AFTER having been branded as the worst tackling team of the 2011 Rugby World Cup, a concerted effort should be made to improve on this department and national team backline coach Viliame Satala's concern comes at no better time.
The Flying Fijians will be embarking on a challenging northern tour, in what national coach Inoke Male has described as an effort to lift our standings on the world stage and improve our reputation in the 15s code.
We have been impressive with our defence recently in the HSBC IRB Sevens World Series and defence was one of the strengths of Fijian teams in the Colonial days as much as attack was.
With the 'Stretcher' himself manning the backline coaching, perhaps he will impart some of his secrets to our national players.
He has stressed the importance of our players making their tackles count.
First up tackles are the most important as this nips the momentum of attacks in the bud.
Tackling is one of the most technical aspects of the game from where all other phases develop.
Tackling is more than just stopping a ball carrier, it is a statement you make to the opposition, a tool to invoke respect and fear.
A player given a thumping tackle at the beginning of the game will respect and keep away from you throughout the match. If you play against him one year later he will drop a pass just at the sight of you.
It is not timidity but it is a natural reaction our body makes and the natural defensive system works to protect itself from further pain. Unless you are strong willed and force your reluctant body to continue the path despite the pain awaiting you then that takes a lot of self motivation.
But naturally during the course of the fast-moving game your body makes the decision for you and as soon as the familiar figure of the guy who gave you so much pain in the last tackle appears on the screen of your mind's view, the first message that will automatically come from your brain is pass the ball or sidestep.
The red light signaling danger flashes and your body makes evasive moves to avoid the danger.
We have seen time and time again big burly forwards who like running straight up at the opposition. The third time he gets the ball he runs sideways away from the unrelenting opposition tackles.
Allowing the opposition to run around free enables them to get confident and to play their game.
Recently the All Blacks was taken to the wire by Argentina in their first Test.
The Argentinians had no respect for reputation and gave the Kiwis everything they had in their tackles.
Only in the final quarter did New Zealand surge ahead to win the game.
Tackling is only possible with superb fitness, skill and concentration.
Now at Master Rupeni Tamani's KajiRugby Skills Academy tomorrow, one of the basic skills taught will be tackling.
Definitely those that graduate from this six-week course at Draiba Primary School will have mastered the many basic skills that some top level rugby players will have missed out on.
Every effort should be made from the rugby fraternity including the corporate sponsors to assist this academy because it warrants a better future for our rugby.
The other day national sevens fitness trainer Nacanieli Cawanibuka revealed plans to lift our team's fitness to reach level 15 in the beep test for the Rugby World Cup Sevens.

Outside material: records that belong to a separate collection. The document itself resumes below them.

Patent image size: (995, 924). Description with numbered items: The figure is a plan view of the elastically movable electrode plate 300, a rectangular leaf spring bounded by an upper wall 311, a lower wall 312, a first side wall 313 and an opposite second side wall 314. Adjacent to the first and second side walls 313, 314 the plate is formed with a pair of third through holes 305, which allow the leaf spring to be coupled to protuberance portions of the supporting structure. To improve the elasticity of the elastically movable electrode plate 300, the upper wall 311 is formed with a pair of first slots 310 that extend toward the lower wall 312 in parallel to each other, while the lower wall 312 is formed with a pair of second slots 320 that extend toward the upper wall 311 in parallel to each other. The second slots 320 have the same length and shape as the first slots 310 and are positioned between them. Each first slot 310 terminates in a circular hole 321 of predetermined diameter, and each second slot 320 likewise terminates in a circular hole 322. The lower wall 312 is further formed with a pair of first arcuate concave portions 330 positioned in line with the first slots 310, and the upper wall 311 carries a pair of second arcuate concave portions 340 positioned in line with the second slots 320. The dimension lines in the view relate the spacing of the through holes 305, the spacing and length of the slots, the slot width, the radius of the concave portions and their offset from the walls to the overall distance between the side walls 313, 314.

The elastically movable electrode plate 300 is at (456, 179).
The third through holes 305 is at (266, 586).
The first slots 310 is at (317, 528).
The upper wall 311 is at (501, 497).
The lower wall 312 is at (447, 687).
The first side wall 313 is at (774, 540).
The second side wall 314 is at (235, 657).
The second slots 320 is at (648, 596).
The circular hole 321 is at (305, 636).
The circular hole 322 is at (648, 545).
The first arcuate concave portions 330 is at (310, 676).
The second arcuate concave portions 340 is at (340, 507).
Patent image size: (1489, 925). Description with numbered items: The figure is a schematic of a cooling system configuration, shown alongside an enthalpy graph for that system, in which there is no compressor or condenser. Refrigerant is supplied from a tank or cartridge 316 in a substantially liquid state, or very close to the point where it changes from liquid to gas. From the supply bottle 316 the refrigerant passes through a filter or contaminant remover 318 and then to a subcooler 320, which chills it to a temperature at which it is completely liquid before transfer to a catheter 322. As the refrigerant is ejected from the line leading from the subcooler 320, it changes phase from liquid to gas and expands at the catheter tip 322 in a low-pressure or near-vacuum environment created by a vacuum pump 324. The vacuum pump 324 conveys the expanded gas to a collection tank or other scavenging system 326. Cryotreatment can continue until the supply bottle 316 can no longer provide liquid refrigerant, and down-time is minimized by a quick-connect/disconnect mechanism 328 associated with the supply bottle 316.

That's great news. It means we will not make the same mistakes we did in the last world cup by bringing out-of-form players, even though they are playing top level 15s rugby.
Having everybody at level 15 means Alivereti Dere will not be carrying any excess baggage in the team.
Just after reading that I've decided to begin saving up for that trip to watch our boys in Russia and so as all ardent fans.
It's Operation Moscow, let's go cheer our boys on and bring that Melrose Cup back to where it belongs.
In the last column we discussed Uale Mai's poor discipline as he ages. Uale Mai loves playing his rugby but will have to make a decision soon.
One rugby superstar, former All Blacks lock Colin Meads, fondly nicknamed 'Pinetree' because of his physique played until his twilight years.
It was reported that he played until he almost became an embarrassment before deciding to finally hang his boots. He played on because he loved the game of rugby.
Muhammad Ali continued until he was finally given that battering by his former sparring partner Larry Holmes, who later revealed that he went into the dressing room and shed tears, because he had to beat up the 'Greatest' when he should have been home relaxing.
However, boxers stay on because of the money.
Compare this to former Welsh flyhalf Barry John who retired at the peak of his career in the mid-seventies and when the British Lions toured here in 1977 he was travelling as a radio broadcaster.
Maybe he lived by the Mafia adage penned by Mario Puzo, author of the Godfather which said: "Live fast, die young and have a good looking corpse."
There are many top sportsmen still active today who should have been nicely retired and with their families but still hang on because of their love of the game.
The Bible says there's a time for everything.
Ecclesiastes 3:1-8 (NKJV) To everything there is a season, A time for every purpose under heaven; A time to be born and a time to die; A time to be born and a time to pluck what is planted; A time to kill, and a time to heal; A time to break down and a time to build up; A time to weep and a time to laugh; A time to mourn and a time to dance; A time to cast away stones and a time to gather stones; A time to embrace and a time to refrain from embracing; A time to gain and a time to lose; A time to keep and a time to throw away; A time to tear and a time to sew; A time to keep silence and a time to speak; A time to love and a time to hate; A time of war and a time of peace.